For everyone else, the picture is different.
The source code reveals KAIROS, a background daemon activated by a flag called kairosActive. It appears to be an unreleased headless assistant mode that runs when the user is not watching the terminal interface. Among other things, it disables the status bar, suppresses planning mode, and silently auto-backgrounds long-running bash commands without notifying the user. It is not clear from the source whether this mode has shipped to production accounts or remains internal.
A separate capability called CHICAGO is the codename for computer use and desktop control: mouse clicks, keyboard input, clipboard access, and screenshot capture. Users must opt in, and the feature is available to Pro, Max, and Anthropic employees. There is also a separate publicly launched Claude in Chrome service for browser automation.
Telemetry is enabled by default when using the Claude API directly. The data sent to Anthropic's analytics provider includes user ID, session ID, app version, platform, terminal type, Organization UUID, account UUID, email address if defined, and which feature gates are currently enabled. The company switched from Statsig to GrowthBook after OpenAI acquired Statsig in September 2025. If the network is unavailable, the data is written to ~/.claude/telemetry/ locally. Telemetry is disabled by default when using third-party providers like Bedrock or Vertex. Error reports capture the current working directory, which can reveal project names and system information, along with user ID, email, and session ID.
Anthropic's website cites the use of Sentry for error reporting. The company told The Register it does not currently use Sentry, and that when it did, it applied server-side data scrubbing and disabled the service for third-party inference providers.

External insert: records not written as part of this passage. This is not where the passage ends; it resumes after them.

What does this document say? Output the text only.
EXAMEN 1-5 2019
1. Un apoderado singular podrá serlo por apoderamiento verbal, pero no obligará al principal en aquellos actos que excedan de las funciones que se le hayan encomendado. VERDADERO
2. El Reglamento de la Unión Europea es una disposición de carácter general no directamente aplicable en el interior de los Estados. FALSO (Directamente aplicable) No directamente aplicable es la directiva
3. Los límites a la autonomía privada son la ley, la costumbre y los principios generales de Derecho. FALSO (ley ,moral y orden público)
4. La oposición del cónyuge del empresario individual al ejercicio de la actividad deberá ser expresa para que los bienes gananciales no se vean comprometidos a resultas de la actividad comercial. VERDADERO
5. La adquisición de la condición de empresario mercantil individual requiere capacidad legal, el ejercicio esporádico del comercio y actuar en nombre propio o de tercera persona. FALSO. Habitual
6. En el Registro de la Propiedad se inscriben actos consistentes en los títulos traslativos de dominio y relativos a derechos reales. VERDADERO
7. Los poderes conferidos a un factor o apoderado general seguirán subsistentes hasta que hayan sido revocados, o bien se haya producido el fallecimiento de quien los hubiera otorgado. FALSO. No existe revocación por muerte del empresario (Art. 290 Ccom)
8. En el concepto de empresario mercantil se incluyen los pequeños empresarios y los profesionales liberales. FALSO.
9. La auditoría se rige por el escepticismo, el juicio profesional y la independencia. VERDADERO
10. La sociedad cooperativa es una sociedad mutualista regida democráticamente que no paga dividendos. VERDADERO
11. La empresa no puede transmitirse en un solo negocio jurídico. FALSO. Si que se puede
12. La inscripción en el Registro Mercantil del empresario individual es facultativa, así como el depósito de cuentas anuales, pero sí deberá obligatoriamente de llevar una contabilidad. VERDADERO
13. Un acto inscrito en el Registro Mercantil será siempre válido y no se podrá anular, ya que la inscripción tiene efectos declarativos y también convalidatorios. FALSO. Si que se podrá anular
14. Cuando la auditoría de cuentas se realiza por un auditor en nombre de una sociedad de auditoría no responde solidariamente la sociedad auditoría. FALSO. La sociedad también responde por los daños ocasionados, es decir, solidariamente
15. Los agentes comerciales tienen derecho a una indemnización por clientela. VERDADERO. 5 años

Remotely managed settings, default-enabled for organizational administrators, allow Anthropic to push a policySettings object that can override other configuration, set environment variables including ANTHROPIC_BASE_URL and LD_PRELOAD, and reload settings immediately without user interaction. Users are notified of "dangerous setting changes," though the definition of that term originates in Anthropic's code and can be revised. The auto-updater runs on every launch and pulls configuration from Statsig or GrowthBook, giving Anthropic the ability to disable specific versions by policy.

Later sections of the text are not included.